Since electronic power steering operates using sensors that transmit signals to a control module, and as the need for physical pumps, belts, and fluid was eliminated, so were many of the maintenance challenges associated with hydraulic steering systems. Issues with things like fluid pressure and quality, leakage from pumps and hoses, and wear and tear on mechanical parts that require constant service and repairs. When it comes to heavy duty vehicles and the high pressure and wear their parts go through on a daily basis, hydraulic steering comes with a lot of moving parts that require attention to maintain and fix.
While electronic power steering comes with its own unique challenges in terms of calibration and programming, it makes a lot of sense to bring this technology to a segment that is constantly replacing worn out parts. However, there is still hesitation from fleet managers to adopt electronic steering.

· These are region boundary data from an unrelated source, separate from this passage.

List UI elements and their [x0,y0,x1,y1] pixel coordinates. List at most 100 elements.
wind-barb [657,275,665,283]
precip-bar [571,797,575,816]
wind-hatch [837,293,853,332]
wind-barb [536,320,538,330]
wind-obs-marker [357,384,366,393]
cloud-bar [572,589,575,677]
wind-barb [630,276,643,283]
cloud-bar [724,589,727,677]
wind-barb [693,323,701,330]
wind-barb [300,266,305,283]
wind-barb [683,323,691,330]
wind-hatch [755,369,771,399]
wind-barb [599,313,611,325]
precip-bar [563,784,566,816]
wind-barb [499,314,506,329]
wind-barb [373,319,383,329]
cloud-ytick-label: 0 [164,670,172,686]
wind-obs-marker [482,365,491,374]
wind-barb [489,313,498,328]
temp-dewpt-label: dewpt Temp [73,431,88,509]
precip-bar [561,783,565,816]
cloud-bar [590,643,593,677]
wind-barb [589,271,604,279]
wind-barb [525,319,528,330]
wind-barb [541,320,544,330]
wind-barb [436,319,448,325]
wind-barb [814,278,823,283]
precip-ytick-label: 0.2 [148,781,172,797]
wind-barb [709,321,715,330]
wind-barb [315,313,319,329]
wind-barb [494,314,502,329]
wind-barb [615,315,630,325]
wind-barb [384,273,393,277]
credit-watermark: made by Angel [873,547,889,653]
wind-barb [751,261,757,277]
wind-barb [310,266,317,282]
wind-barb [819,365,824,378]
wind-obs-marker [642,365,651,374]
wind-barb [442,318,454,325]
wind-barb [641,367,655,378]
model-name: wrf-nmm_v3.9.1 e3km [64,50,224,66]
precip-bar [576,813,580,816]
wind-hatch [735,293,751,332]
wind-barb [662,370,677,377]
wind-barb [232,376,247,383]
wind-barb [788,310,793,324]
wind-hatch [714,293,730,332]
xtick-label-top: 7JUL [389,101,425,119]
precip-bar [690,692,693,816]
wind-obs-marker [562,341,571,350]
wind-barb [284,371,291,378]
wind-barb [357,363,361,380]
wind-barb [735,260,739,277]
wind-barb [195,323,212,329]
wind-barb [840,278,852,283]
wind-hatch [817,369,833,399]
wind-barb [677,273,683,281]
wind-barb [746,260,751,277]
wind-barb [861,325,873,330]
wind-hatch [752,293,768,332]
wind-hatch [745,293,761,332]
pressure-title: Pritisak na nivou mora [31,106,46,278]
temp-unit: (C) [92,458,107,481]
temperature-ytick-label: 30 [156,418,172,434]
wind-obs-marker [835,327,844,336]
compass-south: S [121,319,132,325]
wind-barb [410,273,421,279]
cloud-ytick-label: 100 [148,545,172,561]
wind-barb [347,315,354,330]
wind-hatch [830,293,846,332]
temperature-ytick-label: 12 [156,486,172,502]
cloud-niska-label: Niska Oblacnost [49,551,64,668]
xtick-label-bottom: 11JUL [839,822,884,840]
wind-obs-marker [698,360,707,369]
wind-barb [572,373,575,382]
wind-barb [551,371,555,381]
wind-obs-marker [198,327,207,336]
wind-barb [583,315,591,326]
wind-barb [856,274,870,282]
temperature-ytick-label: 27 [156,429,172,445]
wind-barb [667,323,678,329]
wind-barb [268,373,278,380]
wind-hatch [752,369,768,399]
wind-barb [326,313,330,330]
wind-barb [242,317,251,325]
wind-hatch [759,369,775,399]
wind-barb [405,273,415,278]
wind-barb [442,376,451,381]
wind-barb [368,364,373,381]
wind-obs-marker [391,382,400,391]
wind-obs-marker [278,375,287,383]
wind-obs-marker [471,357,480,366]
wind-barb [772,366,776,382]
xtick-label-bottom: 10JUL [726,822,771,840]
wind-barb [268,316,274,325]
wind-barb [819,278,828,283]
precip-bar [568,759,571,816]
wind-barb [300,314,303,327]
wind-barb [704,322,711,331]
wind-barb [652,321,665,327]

EPS in the Heavy Duty Market
As EPS has become the standard in newly produced passenger and light-duty vehicles, more and more heavy duty EPS systems and kits, as well as hybrid solutions, have entered the market. Perhaps the most notable example is that ZF recently announced it's ReAx steering system would be available for heavy duty trucks after showing promise in the coach and bus segment. The ReAx system has been upgraded as EPS and assist technology advanced, and the sensor system can be attached to steering gears to boost hydraulic steering performance in a variety of ways.
However, considering the relative age of many heavy duty vehicles on the road, as well as the higher up-front costs to upgrade trucks or purchase new ones, the fleet industry has been somewhat slow to adopt the emerging electronic steering technology, despite its features and benefits. But as manufacturers continue to move forward with EPS development in the heavy duty sphere, motivated by the success of EPS in the lighter-duty market, it's generally expected for the shift from hydraulic to electronic steering to impact the heavy duty market in the coming years. So as your shop prepares to service more and more EPS systems, it's important to begin your preparations for the heavy duty variety sooner rather than later.